En filigrane se pose la question centrale du financement de la prise en charge du grand âge. Comme l’indique l’Union nationale des CCAS, "Faute de véritable 5e risque à la hauteur de cet enjeu de solidarité nationale, le décalage n’en sera que plus criant entre certains acteurs peu scrupuleux du secteur, avides de profits boursiers, et les autres, animés par le maintien de la qualité du service rendu malgré des financements toujours insuffisants pour couvrir le coût réel des prestations". 

Pour conclure, provisoirement, je vous invite à signer la pétition suivante

M. le Président de la République, M. le Ministre de la Santé et des Solidarités, Mme la Ministre déléguée chargée de l’Autonomie,

Vous aviez promis une réforme sociale de grande ampleur pour améliorer les conditions de vie des personnes âgées, notamment dans les maisons de retraite. Votre loi « grand âge » n’a jamais vu le jour.

Suite au scandale récent du groupe Orpea, nous vous demandons de revoir en profondeur le système de fonctionnement des Ehpad privés et publics, pour accueillir et accompagner dignement les personnes âgées. Cela doit passer par des mesures ambitieuses telles qu’une augmentation du nombre du personnel soignant, mieux rémunéré et un contrôle accru de la gestion financière des établissements.
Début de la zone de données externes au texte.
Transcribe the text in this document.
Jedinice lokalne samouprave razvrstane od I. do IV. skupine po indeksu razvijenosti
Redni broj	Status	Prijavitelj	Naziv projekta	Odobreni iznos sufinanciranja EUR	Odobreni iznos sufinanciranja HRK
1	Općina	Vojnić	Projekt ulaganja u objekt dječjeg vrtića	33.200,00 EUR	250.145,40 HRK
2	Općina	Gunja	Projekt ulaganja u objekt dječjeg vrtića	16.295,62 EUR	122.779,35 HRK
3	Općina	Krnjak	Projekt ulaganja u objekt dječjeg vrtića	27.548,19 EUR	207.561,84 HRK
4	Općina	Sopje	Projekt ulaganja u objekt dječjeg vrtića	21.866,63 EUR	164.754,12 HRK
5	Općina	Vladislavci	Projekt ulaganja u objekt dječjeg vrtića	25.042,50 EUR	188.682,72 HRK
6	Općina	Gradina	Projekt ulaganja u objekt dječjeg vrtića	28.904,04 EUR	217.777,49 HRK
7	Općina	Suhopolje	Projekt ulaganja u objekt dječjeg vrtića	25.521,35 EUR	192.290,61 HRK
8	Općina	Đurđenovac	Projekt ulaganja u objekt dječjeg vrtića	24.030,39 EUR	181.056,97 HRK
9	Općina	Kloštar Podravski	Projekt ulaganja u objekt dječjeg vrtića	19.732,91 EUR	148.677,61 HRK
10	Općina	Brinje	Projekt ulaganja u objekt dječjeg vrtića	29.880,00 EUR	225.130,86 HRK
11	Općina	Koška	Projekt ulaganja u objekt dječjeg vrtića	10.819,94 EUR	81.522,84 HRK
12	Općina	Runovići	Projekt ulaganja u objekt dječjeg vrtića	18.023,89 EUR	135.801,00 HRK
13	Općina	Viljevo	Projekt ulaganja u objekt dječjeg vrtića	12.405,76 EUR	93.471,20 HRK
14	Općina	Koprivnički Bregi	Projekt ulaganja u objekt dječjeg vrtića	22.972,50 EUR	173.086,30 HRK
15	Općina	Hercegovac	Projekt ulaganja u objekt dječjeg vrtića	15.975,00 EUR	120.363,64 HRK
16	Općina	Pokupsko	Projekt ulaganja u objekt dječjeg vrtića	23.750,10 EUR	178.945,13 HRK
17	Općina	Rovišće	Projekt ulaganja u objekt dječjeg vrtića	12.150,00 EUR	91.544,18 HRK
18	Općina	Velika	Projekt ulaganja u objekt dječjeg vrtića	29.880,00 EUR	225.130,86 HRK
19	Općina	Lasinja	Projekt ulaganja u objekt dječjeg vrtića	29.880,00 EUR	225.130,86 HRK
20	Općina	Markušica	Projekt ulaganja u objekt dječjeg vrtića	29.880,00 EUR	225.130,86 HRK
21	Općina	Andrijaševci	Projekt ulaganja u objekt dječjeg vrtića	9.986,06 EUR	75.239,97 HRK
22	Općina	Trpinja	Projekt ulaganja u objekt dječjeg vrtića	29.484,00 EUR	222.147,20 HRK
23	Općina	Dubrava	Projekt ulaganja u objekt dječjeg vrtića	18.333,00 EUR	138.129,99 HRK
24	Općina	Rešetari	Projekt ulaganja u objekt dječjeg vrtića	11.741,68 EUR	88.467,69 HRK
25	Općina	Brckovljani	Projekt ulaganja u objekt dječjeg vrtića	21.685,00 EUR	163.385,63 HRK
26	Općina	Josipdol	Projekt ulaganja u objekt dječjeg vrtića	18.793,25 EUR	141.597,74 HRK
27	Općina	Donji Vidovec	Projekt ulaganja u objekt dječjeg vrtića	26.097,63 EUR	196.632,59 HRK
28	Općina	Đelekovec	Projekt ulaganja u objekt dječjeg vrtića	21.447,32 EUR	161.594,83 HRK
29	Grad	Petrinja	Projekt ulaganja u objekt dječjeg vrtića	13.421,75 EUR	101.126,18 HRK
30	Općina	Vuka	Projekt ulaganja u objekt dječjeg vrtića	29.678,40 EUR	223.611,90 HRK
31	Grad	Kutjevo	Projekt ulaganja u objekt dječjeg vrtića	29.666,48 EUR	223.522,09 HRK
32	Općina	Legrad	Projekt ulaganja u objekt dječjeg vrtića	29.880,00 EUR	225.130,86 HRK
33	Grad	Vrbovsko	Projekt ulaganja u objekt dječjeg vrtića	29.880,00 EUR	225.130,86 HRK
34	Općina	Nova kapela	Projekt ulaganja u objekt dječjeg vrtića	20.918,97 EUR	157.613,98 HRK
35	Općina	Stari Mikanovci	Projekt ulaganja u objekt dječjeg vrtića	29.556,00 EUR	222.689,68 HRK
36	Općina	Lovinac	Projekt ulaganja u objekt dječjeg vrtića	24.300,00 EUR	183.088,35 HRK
Pourquoi c’est important ?

La révélation de l’enquête sur le scandale des établissements Orpea et plus largement les maltraitances infligées aux personnes âgées dans les maisons de retraite sont symptomatiques d’un système d’accompagnement et de santé profondément malade.

Rationnement sur les produits d’hygiène et les repas, les personnes âgées subissent les dérives d’une gestion financière qui placent le profit avant l’humain.

L’enquête et la convocation du Directeur Général de l’établissement par le Ministère de la Santé sont des réactions à chaud et individuelles, qui ne répondent pas à un problème structurel.

Les nombreux témoignages des professionnels de santé révèlent le manque cruel de moyens humains et matériels qui poussent une partie d’entre eux à démissionner ou à s’arrêter.

Les maltraitances infligées aux résident-e-s ne sont que les conséquences chroniques d’un système en roue libre, qui ne considère ni les résident-e-s, ni le personnel de santé.

Avec une augmentation du nombre de personnes en situation de perte d’autonomie d’ici 2050* en France, le problème ne peut que, malheureusement, s’aggraver sans mesure radicale.

Sources : D’après les prévisions de l’INSEE, 4 millions de personnes seront en situation de perte d’autonomie en 2050 en France, contre 2,5 millions en 2015.